IMAGINE an ancient, wisteria-clad oast house as it nestles comfortably in the lush greenery of the Kent countryside, and the battlements of a centuries-old castle... and you’re ready to bask in the warm glow of another irresistible ‘getaway’ with Holly Hepburn, author of a raft of feel-good fiction.

Originally published as four e-book novellas – Spring Fever, Summer Love, Autumn Dreams and Winter Magic – and now brought together in one bright and beautiful book, Return to Half Moon Farm is a joyful, warm and romance-filled treat which is ideal for sweeping away the January blues.

Packed with Hepburn’s (pictured below) trademark humour and heart, and featuring a beautifully imagined cast of characters (both animal and human), this delightful rural odyssey has all the ingredients you need to settle back in front of a roaring fire. When only child Daisy Moon’s estranged mother Rose suffers an unexpected heart attack, she is forced to leave her home in Milton Keynes and return to the family hop farm at Mistlethorpe in Kent where she grew up and which she hasn’t visited for almost twenty years.

Moving back to Half Moon Farm to care for her mother has meant uprooting her ten-year-old twin sons, Finn and Campbell, but divorced Daisy has had no real choice and despite her long absence and the dilapidated state of the farmhouse, she feels a warm sense of gladness to be back.

But a new life in the Kent countryside isn’t all a bed of roses. Daisy – who left all those years ago because of her controlling stepfather – finds the relationship with her mother is still complicated and the tumbledown farm isn’t the only thing that needs rebuilding.

Daisy and the boys must work hard to adjust to their new way of life in the middle of nowhere, a leaking roof, and the pain of having no WiFi. Luckily for Daisy, she might yet find some distraction

in charming and handsome mistletoe farmer, Drew Entwhistle, and Kit Devereaux, Earl of Winterbourne, the cool and haughty heir to the nearby castle who she somehow can’t seem to avoid. As Daisy learns to juggle caring for the boys, getting to know her mother again and updating the farm, she discovers secrets lurking in her family’s past which might just throw everything into further disarray.
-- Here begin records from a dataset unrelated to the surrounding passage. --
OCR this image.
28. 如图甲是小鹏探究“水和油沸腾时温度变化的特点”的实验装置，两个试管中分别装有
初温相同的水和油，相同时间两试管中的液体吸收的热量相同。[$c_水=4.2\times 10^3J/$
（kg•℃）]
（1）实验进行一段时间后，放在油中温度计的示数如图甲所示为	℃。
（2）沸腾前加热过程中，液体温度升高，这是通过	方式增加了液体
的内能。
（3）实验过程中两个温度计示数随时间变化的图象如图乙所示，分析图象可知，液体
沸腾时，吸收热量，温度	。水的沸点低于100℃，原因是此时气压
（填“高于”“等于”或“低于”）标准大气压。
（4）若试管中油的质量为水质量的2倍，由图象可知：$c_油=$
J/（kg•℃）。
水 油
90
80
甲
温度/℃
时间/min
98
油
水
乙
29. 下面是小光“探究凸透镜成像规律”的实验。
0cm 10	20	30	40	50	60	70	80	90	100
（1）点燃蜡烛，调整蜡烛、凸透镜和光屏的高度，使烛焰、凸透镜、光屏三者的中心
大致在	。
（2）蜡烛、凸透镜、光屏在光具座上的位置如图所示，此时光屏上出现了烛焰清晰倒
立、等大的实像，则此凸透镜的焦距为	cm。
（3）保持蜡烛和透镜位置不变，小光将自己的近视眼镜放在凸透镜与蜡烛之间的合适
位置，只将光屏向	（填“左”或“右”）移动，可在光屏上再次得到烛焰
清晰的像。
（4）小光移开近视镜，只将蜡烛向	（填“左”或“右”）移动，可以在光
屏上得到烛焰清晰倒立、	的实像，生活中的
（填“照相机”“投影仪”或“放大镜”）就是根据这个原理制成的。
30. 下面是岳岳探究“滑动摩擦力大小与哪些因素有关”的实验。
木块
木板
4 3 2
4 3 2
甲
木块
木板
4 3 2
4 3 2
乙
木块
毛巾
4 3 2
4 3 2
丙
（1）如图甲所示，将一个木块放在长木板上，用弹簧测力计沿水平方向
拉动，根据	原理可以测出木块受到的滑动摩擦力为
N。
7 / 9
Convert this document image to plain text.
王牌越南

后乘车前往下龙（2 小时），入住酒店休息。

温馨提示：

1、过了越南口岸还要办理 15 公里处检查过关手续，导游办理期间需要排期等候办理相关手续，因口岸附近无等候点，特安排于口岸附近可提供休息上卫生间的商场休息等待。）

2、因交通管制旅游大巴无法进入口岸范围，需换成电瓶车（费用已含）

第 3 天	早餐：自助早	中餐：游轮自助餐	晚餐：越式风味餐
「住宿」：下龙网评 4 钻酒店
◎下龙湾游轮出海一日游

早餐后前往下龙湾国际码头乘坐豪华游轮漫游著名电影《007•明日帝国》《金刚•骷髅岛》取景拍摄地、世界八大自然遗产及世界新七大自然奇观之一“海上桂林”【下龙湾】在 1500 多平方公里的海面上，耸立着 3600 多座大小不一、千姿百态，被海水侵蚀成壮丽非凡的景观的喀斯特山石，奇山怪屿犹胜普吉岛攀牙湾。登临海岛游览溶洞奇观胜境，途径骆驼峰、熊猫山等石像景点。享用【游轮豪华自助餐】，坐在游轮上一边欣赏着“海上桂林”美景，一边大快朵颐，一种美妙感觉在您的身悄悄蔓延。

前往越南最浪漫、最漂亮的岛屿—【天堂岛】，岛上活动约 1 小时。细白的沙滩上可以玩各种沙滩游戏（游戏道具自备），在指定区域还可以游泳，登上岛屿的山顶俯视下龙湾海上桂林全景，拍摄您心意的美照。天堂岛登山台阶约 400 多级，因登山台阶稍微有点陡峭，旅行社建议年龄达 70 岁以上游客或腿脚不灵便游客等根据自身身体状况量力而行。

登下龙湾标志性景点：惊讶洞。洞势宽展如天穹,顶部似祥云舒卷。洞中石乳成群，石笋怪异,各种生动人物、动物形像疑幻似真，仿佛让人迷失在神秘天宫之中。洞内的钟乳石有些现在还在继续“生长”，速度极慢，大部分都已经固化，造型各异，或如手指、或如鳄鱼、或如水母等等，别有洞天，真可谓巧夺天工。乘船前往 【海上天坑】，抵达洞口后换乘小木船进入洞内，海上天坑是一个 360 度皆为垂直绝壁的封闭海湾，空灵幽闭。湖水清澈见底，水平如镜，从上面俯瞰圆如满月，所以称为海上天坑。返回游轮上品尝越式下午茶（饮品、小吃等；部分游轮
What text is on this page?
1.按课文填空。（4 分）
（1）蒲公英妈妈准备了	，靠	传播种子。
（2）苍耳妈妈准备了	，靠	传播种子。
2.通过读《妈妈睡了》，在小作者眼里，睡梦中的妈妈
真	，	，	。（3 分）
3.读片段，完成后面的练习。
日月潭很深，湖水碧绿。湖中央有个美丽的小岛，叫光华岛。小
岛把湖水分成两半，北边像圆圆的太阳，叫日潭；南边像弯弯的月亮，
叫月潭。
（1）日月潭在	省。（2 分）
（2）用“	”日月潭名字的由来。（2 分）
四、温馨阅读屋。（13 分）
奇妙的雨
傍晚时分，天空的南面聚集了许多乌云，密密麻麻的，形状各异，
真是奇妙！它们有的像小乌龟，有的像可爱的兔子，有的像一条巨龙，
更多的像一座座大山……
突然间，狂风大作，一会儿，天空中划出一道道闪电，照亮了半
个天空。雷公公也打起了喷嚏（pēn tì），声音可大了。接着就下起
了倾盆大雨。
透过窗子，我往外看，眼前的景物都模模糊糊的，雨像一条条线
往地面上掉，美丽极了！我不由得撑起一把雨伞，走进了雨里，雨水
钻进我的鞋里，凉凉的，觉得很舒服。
There are so many star roles in this gorgeous tale of feuds, family secrets, friendship and community that readers will be hard pushed to select a favourite, but the blossoming of Daisy as she returns to home turf, and her turbulent relationships with the two contrasting men in her life, undoubtedly take centre stage. And waiting in the wings are a host of other entertaining players, not least Atticus, Daisy’s unforgettable ginger cat, ‘a mass of fur, claws and sheer bloody-minded swagger,’ and his role in a story that plays out against an idyllic backdrop of England’s glorious countryside. Packed with the romance, drama, fun and strong sense of shared endeavour that we have come to expect from Hepburn’s novels, Return to Half Moon Farm is a captivating reading escape from start to finish.